Do You Still Need to Wear a Mask in the Grocery Store?
Wearing masks has become a way of life for many Americans over the past year in the battle against COVID-19. But the Centers for Disease Control (CDC) released new guidance earlier this month advising that people who are vaccinated no longer need to wear masks in certain settings. As a result, retailers and grocers like Trader Joe’s, Costco, and Walmart recently updated their rules, no longer requiring patrons to wear masks while shopping. So does that mean you should leave your mask at home? Here are all the factors to consider.
Unvaccinated People Should Continue to Mask Up
First, if you are unvaccinated, you are still at risk of contracting and spreading COVID-19 and you’ll want to continue wearing a mask and social distancing. While most states including New York have lifted their mask mandates for vaccinated people, states like California and Hawaii still require all adults to wear masks indoors. Restrictions are continuing to be relaxed by both states and retailers in accordance with the CDC, but they specify that these new guidelines apply to vaccinated people. The problem? We’re relying on people to be honest about their vaccination status and, as of this writing, only about 40% of Americans have been fully vaccinated.
“Allowing individuals not to wear masks solely on the honor system is a bit risky, but without a universal tool to identify who is vaccinated and who isn’t there really is not a better way,” explained Dr.
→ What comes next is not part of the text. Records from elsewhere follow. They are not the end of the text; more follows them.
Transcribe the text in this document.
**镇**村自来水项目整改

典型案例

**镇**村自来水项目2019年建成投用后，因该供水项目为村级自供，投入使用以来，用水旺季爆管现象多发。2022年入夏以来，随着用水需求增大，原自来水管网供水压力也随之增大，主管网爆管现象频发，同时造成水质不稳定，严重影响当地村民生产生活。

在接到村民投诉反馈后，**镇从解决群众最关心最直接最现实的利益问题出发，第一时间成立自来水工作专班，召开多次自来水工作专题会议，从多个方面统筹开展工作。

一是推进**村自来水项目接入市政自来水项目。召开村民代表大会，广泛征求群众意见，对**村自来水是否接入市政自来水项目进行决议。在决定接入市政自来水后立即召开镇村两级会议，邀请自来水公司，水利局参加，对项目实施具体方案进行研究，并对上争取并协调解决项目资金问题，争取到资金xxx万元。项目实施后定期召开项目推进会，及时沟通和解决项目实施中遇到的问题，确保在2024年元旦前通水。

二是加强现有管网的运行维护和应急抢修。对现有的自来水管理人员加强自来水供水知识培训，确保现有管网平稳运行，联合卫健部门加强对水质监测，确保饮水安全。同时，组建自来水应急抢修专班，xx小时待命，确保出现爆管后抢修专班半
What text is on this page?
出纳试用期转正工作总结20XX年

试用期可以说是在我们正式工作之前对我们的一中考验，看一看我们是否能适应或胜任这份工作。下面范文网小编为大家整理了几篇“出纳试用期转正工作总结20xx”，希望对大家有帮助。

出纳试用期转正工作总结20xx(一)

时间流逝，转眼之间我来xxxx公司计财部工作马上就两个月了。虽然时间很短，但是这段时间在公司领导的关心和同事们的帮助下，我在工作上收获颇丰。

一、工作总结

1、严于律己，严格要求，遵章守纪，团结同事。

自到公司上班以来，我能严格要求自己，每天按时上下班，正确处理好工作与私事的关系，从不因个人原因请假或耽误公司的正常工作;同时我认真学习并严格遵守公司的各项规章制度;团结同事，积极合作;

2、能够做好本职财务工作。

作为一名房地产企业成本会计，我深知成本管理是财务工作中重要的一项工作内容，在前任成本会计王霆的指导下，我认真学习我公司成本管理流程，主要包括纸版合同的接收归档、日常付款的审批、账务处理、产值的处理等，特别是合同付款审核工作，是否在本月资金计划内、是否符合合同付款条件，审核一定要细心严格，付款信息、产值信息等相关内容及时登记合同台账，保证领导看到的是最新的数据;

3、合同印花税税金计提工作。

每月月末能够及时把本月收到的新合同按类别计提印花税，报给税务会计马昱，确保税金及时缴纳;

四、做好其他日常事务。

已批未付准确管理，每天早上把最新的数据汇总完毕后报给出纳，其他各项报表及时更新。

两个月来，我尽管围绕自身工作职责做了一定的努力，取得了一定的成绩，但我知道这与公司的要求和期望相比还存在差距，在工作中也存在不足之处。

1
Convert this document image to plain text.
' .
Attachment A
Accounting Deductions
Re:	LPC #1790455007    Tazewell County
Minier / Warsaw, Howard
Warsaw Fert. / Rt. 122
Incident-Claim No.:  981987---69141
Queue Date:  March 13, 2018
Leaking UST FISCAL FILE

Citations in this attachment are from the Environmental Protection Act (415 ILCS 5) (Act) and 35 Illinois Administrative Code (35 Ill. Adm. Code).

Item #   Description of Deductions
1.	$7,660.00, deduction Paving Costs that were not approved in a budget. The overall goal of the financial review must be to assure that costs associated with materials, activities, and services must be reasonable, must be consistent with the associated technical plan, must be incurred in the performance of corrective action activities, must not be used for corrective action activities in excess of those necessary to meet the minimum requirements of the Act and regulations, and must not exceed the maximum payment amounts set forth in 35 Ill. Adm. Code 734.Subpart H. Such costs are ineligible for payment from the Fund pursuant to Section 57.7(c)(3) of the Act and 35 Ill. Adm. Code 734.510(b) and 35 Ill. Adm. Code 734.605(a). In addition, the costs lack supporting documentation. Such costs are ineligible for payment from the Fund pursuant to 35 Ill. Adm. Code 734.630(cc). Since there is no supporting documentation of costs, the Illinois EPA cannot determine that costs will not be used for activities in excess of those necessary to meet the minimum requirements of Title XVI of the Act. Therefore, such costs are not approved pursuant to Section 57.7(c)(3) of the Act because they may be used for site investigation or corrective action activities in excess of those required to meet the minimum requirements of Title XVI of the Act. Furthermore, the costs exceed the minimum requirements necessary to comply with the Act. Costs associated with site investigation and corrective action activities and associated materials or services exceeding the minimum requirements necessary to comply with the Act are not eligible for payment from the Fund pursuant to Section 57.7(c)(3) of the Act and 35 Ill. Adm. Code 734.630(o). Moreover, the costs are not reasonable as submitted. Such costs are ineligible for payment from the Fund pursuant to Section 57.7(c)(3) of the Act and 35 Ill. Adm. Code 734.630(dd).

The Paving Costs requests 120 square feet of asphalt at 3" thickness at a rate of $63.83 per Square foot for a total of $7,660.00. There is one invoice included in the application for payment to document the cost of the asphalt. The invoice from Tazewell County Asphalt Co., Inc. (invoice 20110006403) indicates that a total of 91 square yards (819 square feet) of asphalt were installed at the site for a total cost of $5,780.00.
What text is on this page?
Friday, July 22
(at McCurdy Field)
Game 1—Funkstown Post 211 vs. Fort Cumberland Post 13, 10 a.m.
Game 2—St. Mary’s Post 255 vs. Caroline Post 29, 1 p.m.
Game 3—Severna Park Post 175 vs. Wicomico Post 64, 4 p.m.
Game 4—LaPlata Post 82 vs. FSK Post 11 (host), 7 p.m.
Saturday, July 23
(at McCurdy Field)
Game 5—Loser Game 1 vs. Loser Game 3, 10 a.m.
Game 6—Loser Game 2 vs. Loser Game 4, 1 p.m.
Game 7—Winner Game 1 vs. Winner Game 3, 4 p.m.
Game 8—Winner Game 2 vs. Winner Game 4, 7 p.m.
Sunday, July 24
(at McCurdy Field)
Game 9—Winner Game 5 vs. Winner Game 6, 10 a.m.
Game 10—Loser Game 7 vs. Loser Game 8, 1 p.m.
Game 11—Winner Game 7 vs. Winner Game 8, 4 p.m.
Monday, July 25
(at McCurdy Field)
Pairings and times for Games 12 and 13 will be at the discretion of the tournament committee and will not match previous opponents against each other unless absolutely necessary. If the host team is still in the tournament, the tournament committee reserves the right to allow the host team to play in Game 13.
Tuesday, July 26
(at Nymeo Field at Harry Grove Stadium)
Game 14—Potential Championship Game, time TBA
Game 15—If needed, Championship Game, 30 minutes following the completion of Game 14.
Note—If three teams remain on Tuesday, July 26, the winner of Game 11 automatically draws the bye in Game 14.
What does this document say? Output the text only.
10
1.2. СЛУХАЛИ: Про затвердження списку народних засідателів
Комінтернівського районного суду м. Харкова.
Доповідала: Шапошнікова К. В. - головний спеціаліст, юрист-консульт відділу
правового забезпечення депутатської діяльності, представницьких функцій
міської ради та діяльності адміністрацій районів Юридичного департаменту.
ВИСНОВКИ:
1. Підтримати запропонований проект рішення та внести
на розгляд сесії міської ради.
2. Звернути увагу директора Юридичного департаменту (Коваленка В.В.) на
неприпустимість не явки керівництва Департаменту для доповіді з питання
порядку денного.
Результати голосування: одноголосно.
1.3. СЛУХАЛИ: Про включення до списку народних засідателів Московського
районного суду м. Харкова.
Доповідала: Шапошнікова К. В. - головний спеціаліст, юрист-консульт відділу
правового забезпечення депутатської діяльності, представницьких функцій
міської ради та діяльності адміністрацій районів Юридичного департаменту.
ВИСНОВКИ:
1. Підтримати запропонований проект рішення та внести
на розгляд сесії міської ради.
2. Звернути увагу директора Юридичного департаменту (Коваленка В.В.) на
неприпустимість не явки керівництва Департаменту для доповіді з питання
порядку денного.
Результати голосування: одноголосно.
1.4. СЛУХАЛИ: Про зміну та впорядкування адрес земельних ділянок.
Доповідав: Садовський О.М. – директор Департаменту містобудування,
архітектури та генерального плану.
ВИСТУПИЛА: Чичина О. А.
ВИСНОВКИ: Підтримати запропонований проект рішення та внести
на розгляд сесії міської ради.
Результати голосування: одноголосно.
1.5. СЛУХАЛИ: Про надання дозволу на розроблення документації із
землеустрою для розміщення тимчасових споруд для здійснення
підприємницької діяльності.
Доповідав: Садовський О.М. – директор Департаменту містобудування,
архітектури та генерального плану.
Summer Johnson McGee, Ph.D.CPH, dean of the School of Health Sciences at University of New Haven. “As a fully vaccinated person, I don’t worry about exposure because vaccines are highly effective, and I will continue to physically distance in stores.”
Other experts we spoke to agreed that the risk is minimal for healthy vaccinated people, regardless of whether people around them are unvaccinated.
“If you’re fully vaccinated … and if you do encounter someone with COVID in the grocery store, the risk of you getting infected from that person is very small. And on top of that, the risk of you getting sick and winding up in the hospital is exceedingly small,” said Dr. John Swartzberg, infectious disease specialist and clinical professor emeritus at University of California Berkeley School of Public health.
What if you are vaccinated, but you have children or others in your household who aren’t vaccinated?
“All of the data suggests that the vast majority of vaccinated people not only won’t get sick, but they won’t carry the virus or at least enough virus to infect somebody else,” said Dr. Swartzberg. “So let’s say that you were at a store, you have a young kid at home. If you’re vaccinated, there’s only a remote possibility of you getting infected. And there is even a more remote possibility that if you did get infected, that you could pass that virus [on to] somebody else in your household. So I can’t tell you there’s zero risk, but it’s very small.”
When in Doubt, Vaccinated People Should Follow Store Rules
Before you get rid of your stash of masks, be aware that while many large retailers are relaxing rules, some private businesses may still continue requiring masks.
“One of the things that the CDC says is that you should follow state or local guidelines including recommendations from businesses. The bottom line: If the store says you must wear a mask, you should comply,” advised Dr. Don Schaffner, extension specialist in food science and distinguished professor at Rutgers University.
While the data supports loosening restrictions from a public health perspective, people need to make the decisions that are right for them. So if you know you or your loved ones are immunocompromised or you just don’t feel comfortable indoors without a mask, then go ahead and wear the mask, whether or not it’s required.
“The individual can take from the public health message that the risk is very, very low, but the individual has to decide, is taking any amount of risk worth it?” said Dr. Swartzberg. With flu season always just around the corner, he says, masks, along with lots of hand-washing and sanitizing, may be a lifestyle change that sticks around to combat all kinds of pesky respiratory illnesses. “I think people here in the United States need to get used to the idea that it’s perfectly fine and if people want to wear a mask they should feel completely comfortable doing so.”